Procès à Pattaya d’une call-girl assurant avoir des secrets sur Trump

call-girlUne call-girl bélarusse jugée mardi en Thaïlande a accusé Washington de tenter de la faire taire après ses menaces de révélations sur le rôle de la Russie dans les élections américaines.

« Nous avions tort, ce n’est pas l’Etat russe qui essaie de nous faire emprisonner, ce sont les Américains », a accusé devant la presse, en russe, Anastasia Vachoukevitch à la fin de l’audience, avant de monter dans une fourgonnette de police la ramenant en détention préventive.

« Pourquoi essaient-ils de nous empêcher de révéler les informations que nous détenons? », a-t-elle ajouté.

Les ambassades de Russie et des Etats-Unis en Thaïlande n’étaient pas joignables pour commentaire dans l’immédiat.

Ces déclarations tranchent avec les déclarations des accusés à leur arrivée au tribunal mardi matin, Alexandre Kirillov, meneur du groupe avec Anastasia Vachoukevitch, allant jusqu’à appeler Washington « à l’aide ».

Anastasia Vachoukevitch, mannequin plus connue sous le pseudonyme de Nastia Rybka, a été arrêtée fin février avec un groupe de neuf autres étrangers qui organisaient des cours de « formation sexuelle » dans la station balnéaire de Pattaya.

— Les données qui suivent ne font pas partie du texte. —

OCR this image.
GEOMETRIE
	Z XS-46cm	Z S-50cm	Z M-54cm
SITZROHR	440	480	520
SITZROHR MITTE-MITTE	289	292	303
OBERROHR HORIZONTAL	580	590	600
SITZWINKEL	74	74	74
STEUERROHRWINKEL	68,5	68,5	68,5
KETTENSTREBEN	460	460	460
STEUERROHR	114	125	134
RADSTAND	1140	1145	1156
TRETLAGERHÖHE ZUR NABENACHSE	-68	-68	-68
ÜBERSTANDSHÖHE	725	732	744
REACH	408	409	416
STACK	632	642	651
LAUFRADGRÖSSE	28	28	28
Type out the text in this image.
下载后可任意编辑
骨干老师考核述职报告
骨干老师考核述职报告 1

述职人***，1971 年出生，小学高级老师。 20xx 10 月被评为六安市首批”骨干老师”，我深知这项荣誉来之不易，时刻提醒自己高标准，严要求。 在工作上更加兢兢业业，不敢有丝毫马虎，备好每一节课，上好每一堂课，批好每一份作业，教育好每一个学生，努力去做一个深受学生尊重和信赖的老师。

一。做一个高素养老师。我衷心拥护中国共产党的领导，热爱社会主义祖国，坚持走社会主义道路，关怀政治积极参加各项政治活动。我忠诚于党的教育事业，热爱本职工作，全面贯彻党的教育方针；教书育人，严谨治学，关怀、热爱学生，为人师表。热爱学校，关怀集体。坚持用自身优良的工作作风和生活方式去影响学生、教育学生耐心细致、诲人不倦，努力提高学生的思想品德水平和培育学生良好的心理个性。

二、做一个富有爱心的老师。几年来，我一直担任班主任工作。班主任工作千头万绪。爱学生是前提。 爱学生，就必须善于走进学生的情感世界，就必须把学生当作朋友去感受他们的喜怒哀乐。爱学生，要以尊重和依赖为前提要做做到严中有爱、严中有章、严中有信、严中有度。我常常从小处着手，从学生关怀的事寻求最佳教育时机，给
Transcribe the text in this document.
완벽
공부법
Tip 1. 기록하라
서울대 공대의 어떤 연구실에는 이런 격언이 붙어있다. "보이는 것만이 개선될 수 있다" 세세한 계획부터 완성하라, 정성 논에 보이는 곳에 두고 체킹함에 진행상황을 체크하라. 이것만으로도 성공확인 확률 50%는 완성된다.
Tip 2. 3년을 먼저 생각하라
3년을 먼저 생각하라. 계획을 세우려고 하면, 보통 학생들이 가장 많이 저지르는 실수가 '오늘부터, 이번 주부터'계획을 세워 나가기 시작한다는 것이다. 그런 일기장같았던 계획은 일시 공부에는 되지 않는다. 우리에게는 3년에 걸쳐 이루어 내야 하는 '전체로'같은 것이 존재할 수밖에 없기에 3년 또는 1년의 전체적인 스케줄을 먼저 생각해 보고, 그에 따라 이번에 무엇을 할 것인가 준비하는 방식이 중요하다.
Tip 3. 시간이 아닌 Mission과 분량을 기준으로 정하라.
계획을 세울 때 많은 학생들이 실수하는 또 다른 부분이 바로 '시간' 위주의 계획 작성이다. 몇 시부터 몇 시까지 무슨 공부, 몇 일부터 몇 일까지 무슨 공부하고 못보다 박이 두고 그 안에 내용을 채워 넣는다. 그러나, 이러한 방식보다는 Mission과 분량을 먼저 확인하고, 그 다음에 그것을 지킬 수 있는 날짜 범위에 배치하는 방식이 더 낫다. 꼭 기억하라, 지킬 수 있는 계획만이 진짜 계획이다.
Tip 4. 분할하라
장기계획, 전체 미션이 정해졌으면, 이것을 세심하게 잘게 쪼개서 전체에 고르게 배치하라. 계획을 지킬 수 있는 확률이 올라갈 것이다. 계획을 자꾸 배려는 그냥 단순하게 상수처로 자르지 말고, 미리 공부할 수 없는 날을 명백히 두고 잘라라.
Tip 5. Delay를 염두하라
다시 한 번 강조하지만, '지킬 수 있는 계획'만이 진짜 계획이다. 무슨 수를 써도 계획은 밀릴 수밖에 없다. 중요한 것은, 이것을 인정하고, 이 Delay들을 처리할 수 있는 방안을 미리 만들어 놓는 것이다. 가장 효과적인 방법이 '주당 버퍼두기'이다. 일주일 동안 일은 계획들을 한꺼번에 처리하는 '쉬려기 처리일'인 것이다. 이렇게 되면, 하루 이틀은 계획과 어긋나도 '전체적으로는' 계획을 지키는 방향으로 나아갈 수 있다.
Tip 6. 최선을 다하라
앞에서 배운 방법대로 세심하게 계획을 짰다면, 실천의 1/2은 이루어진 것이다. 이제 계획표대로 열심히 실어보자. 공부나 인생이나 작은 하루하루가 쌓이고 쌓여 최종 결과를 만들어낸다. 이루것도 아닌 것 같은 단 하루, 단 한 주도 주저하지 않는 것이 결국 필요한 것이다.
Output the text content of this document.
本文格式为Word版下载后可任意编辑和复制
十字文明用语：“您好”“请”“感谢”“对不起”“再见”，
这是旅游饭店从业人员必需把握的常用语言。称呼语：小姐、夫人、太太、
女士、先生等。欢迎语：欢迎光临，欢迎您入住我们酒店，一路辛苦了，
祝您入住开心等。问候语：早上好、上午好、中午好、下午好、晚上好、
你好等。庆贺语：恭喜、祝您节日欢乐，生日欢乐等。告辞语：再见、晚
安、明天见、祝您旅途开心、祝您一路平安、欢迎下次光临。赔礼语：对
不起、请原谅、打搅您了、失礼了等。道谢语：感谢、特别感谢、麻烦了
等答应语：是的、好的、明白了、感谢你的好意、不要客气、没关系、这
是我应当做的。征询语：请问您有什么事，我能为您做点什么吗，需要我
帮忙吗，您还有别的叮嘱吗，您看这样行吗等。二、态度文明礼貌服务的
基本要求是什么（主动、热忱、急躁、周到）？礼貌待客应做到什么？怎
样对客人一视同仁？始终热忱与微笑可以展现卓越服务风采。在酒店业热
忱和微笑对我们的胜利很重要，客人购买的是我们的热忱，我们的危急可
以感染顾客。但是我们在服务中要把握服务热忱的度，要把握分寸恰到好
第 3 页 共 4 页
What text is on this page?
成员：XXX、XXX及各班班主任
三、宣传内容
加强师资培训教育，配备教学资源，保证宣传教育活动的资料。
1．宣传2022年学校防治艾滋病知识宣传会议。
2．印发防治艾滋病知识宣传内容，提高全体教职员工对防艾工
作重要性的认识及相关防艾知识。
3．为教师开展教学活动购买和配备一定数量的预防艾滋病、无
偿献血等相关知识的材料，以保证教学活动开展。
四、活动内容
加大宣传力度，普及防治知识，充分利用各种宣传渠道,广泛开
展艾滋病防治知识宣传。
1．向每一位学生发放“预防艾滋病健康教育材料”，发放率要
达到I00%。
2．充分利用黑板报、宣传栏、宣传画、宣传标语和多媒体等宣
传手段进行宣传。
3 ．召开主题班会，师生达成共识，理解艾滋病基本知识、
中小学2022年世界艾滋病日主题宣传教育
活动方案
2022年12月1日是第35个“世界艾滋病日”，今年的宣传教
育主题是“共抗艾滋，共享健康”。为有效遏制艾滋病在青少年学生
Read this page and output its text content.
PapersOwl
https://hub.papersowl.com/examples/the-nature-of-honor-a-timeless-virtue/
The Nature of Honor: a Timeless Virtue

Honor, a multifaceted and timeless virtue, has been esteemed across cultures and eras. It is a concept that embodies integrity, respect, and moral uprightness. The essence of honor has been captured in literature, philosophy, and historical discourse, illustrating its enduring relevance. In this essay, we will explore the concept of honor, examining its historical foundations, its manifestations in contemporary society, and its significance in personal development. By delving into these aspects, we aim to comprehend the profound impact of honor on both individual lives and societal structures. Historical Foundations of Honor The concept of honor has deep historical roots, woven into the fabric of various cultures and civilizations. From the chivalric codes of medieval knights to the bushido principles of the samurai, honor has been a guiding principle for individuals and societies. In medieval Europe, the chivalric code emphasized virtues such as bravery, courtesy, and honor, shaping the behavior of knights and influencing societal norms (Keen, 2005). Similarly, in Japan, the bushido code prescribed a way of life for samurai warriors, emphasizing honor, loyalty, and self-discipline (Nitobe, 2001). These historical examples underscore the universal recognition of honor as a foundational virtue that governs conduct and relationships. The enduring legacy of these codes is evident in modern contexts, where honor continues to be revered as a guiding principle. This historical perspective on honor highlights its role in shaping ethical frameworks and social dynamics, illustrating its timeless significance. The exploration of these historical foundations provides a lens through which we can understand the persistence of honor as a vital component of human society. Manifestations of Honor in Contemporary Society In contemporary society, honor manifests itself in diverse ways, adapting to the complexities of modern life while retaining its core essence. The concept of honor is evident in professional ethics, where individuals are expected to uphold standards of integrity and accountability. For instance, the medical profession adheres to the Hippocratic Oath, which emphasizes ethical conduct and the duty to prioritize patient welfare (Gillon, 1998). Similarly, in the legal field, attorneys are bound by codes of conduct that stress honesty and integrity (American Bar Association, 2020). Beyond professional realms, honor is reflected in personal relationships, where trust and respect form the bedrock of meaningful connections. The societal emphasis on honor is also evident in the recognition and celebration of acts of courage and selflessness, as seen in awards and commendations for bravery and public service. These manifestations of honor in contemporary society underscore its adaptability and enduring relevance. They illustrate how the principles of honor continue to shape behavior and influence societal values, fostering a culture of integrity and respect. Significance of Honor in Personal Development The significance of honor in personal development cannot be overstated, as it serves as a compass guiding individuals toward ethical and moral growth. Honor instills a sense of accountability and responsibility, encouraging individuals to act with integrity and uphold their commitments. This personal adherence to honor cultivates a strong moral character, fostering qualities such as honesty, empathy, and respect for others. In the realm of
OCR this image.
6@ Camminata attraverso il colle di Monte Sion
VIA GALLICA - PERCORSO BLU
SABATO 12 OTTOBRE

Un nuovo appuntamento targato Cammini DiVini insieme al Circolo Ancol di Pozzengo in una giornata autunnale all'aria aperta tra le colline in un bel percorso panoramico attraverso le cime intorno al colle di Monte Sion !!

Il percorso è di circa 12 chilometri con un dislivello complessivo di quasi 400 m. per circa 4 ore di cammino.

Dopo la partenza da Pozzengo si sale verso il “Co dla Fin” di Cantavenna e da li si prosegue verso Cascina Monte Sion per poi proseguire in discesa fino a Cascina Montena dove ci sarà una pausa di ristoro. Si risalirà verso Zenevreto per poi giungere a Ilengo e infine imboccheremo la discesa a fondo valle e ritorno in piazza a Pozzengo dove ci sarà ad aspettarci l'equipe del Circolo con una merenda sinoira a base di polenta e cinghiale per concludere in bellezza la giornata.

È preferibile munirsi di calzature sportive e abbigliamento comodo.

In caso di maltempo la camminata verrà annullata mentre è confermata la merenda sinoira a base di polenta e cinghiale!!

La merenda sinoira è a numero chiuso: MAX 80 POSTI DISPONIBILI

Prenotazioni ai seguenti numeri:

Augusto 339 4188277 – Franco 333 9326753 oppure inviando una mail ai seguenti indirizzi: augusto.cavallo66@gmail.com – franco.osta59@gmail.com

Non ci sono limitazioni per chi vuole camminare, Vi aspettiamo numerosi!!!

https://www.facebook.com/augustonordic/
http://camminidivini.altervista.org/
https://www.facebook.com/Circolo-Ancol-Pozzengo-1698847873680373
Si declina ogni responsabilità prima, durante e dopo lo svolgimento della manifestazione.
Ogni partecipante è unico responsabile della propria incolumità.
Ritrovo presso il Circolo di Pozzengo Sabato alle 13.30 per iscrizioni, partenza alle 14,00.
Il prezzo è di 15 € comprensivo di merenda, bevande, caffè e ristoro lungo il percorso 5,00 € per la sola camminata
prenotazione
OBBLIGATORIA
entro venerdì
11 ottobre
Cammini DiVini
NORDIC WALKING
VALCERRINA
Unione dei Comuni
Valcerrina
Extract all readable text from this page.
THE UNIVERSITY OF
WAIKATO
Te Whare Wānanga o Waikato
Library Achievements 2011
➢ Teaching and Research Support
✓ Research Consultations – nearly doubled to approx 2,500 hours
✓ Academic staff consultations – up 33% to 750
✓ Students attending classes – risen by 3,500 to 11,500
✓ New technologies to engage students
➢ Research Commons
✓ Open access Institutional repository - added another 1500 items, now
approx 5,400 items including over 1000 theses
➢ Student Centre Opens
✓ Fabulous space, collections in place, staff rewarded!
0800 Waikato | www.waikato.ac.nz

Les accusations de la jeune femme ont attiré l’attention car c’est une escort-girl de haut vol, ayant fréquenté l’élite politique russe, poursuivie en Russie pour avoir filmé Sergueï Prikhodko, vice-Premier ministre russe, sur un yacht du milliardaire Oleg Deripaska.

Cette vidéo était devenue virale après sa publication par l’opposant russe Alexeï Navalny.

Oleg Deripaska, qui a eu des liens avec l’ancien directeur de campagne de Donald Trump Paul Manafort, a nié toute relation avec Anastasia Vachoukevitch et Alexandre Kirillov, « gourou du sexe » à la tête du groupe arrêté en Thaïlande.

– « Bonjour à Oleg Deripaska » –

« Je veux dire bonjour à Oleg Deripaska », a lancé la jeune Bélarusse à sa sortie d’audience, « s’excusant » auprès de lui avant de diriger ses accusations contre les Etats-Unis devant les caméras de télévision ayant pu l’approcher brièvement.

« Pourquoi veulent-ils cacher ces informations du reste du monde et des journalistes », a ajouté la jeune femme, assurant que son téléphone et son ordinateur ont été saisis à cette fin.